Given the issues we've seen with the DF driver, as well as it not using the proven probe code checking ELKS and FAT BPB for CHS etc, I would suggest always testing against the known-working BIOS FD driver to rule out DF driver issues before going to the higher level code.

Mellvik commented 2 months ago

Thanks @ghaerr, and apologies for 'diverting' from the 'headline' issue, fsck fs detection.

The DF driver is in the clear on this issues - not because it's bug free, it probably isn't, but it is correctly detecting the format in all cases tested. In the case at hand, there is no detection. This is an XT, the 360k format is the only one and hard wired.

I'm having hardware problems on that system right now, otherwise this would be a good time to dive right into the reported fsck problem. I'll be back on that later.

Mellvik commented 2 months ago

Given the issues we've seen with the DF driver, as well as it not using the proven probe code checking ELKS and FAT BPB for CHS etc, I would suggest always testing against the known-working BIOS FD driver to rule out DF driver issues before going to the higher level code.

what issues are you referring to? I don't know off hand about any issues with the DF driver, so an update would be good.

ghaerr commented 2 months ago

what issues are you referring to? I don't know off hand about any issues with the DF driver

Sorry for the confusion - I mean to write "Given the issues we've seen with fsck and mount using the DF driver...".

I am not aware of any DF driver issues. I was thinking that perhaps, given the lack of attempting to read any BPB and EBP within the DF driver which does occur in the BIOS FD driver, this may bring more information to light on what is happening. For instance, the BIOS FD driver doesn't even attempt a hardware probe if sector 0 contains a BPB or EBP; in that case the CHS is taken directly from the BPB/EPB. This could in theory allow a 1440k disk image that was written onto a 360k floppy to be interpreted as 1440k, especially since the BIOS may also be doing additional CHS processing behind the scenes from the ELKS driver.

This is an XT, the 360k format is the only one and hard wired.

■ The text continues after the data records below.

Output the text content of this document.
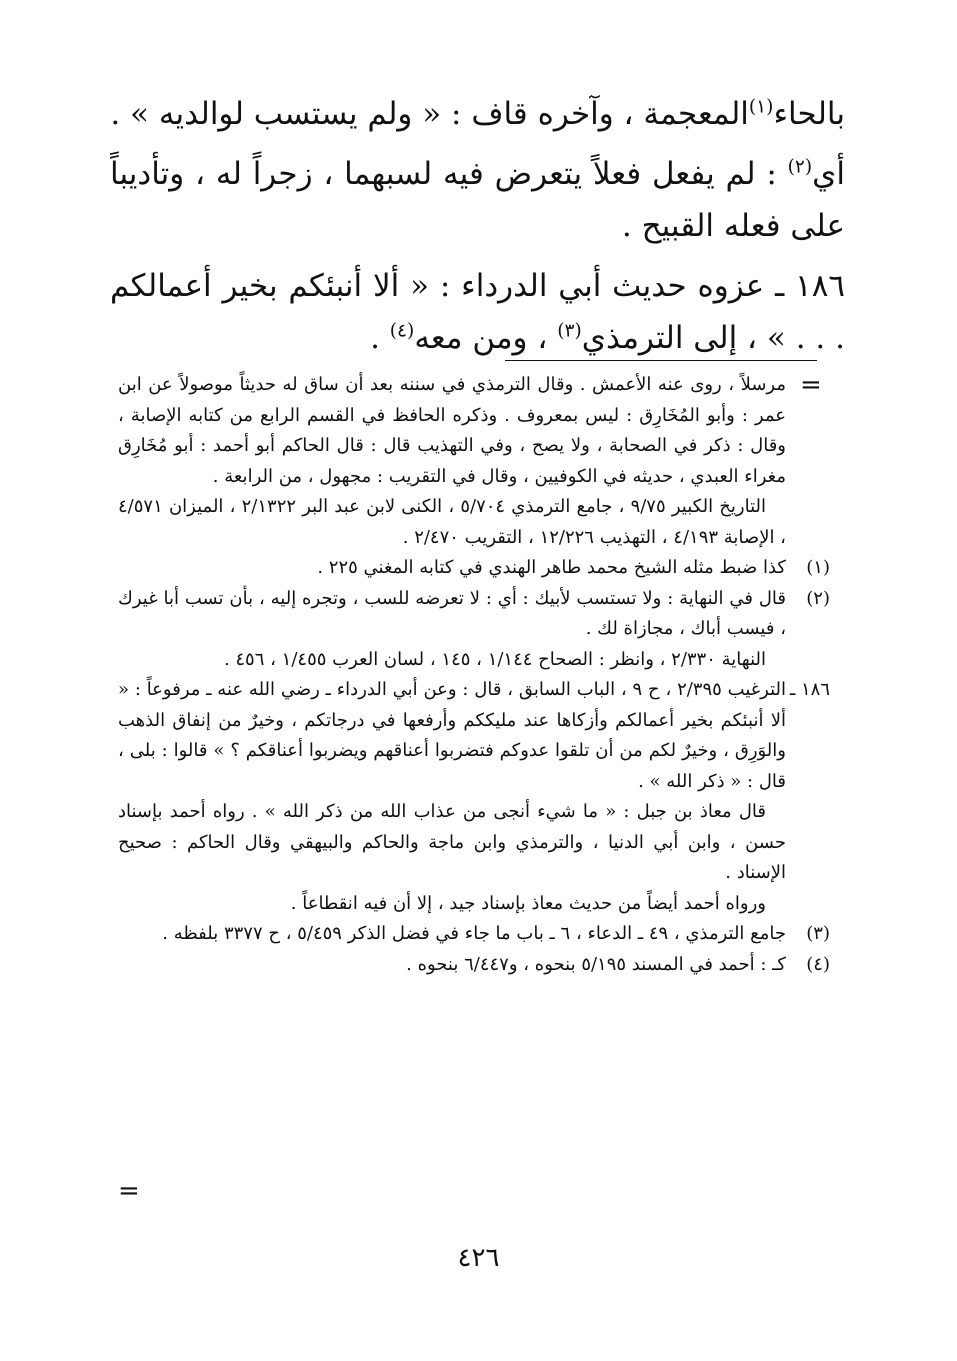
بالحاء$^{(١)}$المعجمة ، وآخره قاف : « ولم يستسب لوالديه » .

أي$^{(٢)}$ : لم يفعل فعلاً يتعرض فيه لسبهما ، زجراً له ، وتأديباً على فعله القبيح .

١٨٦ ـ عزوه حديث أبي الدرداء : « ألا أنبئكم بخير أعمالكم . . . » ، إلى الترمذي$^{(٣)}$ ، ومن معه$^{(٤)}$ .

=

مرسلاً ، روى عنه الأعمش . وقال الترمذي في سننه بعد أن ساق له حديثاً موصولاً عن ابن عمر : وأبو المُخَارِق : ليس بمعروف . وذكره الحافظ في القسم الرابع من كتابه الإصابة ، وقال : ذكر في الصحابة ، ولا يصح ، وفي التهذيب قال : قال الحاكم أبو أحمد : أبو مُخَارِق مغراء العبدي ، حديثه في الكوفيين ، وقال في التقريب : مجهول ، من الرابعة .

التاريخ الكبير ٩/٧٥ ، جامع الترمذي ٥/٧٠٤ ، الكنى لابن عبد البر ٢/١٣٢٢ ، الميزان ٤/٥٧١ ، الإصابة ٤/١٩٣ ، التهذيب ١٢/٢٢٦ ، التقريب ٢/٤٧٠ .

(١)

كذا ضبط مثله الشيخ محمد طاهر الهندي في كتابه المغني ٢٢٥ .

(٢)

قال في النهاية : ولا تستسب لأبيك : أي : لا تعرضه للسب ، وتجره إليه ، بأن تسب أبا غيرك ، فيسب أباك ، مجازاة لك .

النهاية ٢/٣٣٠ ، وانظر : الصحاح ١/١٤٤ ، ١٤٥ ، لسان العرب ١/٤٥٥ ، ٤٥٦ .

١٨٦ ـ

الترغيب ٢/٣٩٥ ، ح ٩ ، الباب السابق ، قال : وعن أبي الدرداء ـ رضي الله عنه ـ مرفوعاً : « ألا أنبئكم بخير أعمالكم وأزكاها عند مليككم وأرفعها في درجاتكم ، وخيرٌ من إنفاق الذهب والوَرِق ، وخيرٌ لكم من أن تلقوا عدوكم فتضربوا أعناقهم ويضربوا أعناقكم ؟ » قالوا : بلى ، قال : « ذكر الله » .

قال معاذ بن جبل : « ما شيء أنجى من عذاب الله من ذكر الله » . رواه أحمد بإسناد حسن ، وابن أبي الدنيا ، والترمذي وابن ماجة والحاكم والبيهقي وقال الحاكم : صحيح الإسناد .

ورواه أحمد أيضاً من حديث معاذ بإسناد جيد ، إلا أن فيه انقطاعاً .

(٣)

جامع الترمذي ، ٤٩ ـ الدعاء ، ٦ ـ باب ما جاء في فضل الذكر ٥/٤٥٩ ، ح ٣٣٧٧ بلفظه .

(٤)

كـ : أحمد في المسند ٥/١٩٥ بنحوه ، و٦/٤٤٧ بنحوه .

=
٤٢٦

The middle FAT mount listing in your post above is very consistent with the BPB of a 1440k floppy. How that might have ended up on a 360k floppy is puzzling, unless the boot sector were replaced, and in that case the DF and FD drivers would likely treat the media differently.

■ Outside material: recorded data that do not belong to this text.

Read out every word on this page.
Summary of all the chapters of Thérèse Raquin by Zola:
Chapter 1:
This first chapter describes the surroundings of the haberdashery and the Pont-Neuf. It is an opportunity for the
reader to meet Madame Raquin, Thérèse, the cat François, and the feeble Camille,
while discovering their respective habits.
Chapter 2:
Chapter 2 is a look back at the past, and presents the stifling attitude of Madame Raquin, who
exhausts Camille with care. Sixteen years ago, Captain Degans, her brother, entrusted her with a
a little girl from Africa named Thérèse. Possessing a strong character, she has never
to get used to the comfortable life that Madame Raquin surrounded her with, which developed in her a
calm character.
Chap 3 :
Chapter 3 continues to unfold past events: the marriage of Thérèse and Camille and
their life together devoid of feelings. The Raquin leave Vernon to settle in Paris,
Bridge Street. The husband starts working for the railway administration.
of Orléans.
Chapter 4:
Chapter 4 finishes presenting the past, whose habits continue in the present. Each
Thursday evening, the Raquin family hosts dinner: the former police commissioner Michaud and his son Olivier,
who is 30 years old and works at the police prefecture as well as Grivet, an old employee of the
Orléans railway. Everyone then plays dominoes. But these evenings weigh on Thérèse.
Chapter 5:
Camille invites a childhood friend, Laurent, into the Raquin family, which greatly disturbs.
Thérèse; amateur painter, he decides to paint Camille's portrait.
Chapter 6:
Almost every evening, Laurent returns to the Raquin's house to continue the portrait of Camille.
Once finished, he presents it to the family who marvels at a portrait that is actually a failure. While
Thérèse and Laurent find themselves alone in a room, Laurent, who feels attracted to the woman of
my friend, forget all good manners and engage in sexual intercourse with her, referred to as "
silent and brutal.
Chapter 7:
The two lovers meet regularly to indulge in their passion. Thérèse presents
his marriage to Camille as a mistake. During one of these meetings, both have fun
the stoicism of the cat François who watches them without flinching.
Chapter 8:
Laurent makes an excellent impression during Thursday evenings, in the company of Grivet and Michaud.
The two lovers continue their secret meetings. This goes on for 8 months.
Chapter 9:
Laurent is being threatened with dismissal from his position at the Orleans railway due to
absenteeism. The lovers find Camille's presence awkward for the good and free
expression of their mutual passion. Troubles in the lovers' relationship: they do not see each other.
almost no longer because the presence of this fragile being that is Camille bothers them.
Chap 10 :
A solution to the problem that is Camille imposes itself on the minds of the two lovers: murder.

Mellvik commented 2 months ago

The middle FAT mount listing in your post above is very consistent with the BPB of a 1440k floppy. How that might have ended up on a 360k floppy is puzzling, unless the boot sector were replaced, and in that case the DF and FD drivers would likely treat the media differently.

Like I said, the explanation for this was found. Indeed puzzling, but the boot sector was for some reason damaged (or replaced) and actually contained the data as shown by mount. So mount was confused by bad data, and the subsequent (philosophical maybe) question was whether mount could have detected the garbage instead of mounting the volume. It's admittedly an odd case, but mount could easily refuse to mount a volume that pretends to be larger than the physical capability of the drive. Not an issue afaik, just a thought.

As to the original issue, fsck - it's still pending.

BTW 1: Experience shows the direct fd driver to do a better job at reading 'weak' (barely readable old) floppies than the (XT) BIOS, probably thanks to the 'shaker' regime in the driver.

BTW 2: Even the oldest of PCs have 765 floppy controllers, which make them physically capable of using higher density drives, at least 720k 3.5in. The BIOS prevents such use, while the direct driver enables it. In fact, if the FD controller is more recent, and XT may be able to use both 1.2 and 1.44 MB drive capacities, DMA speed being the real limitation. An area for experimentation now that the pieces are in place. Such 'non-native' densities would not be bootable though.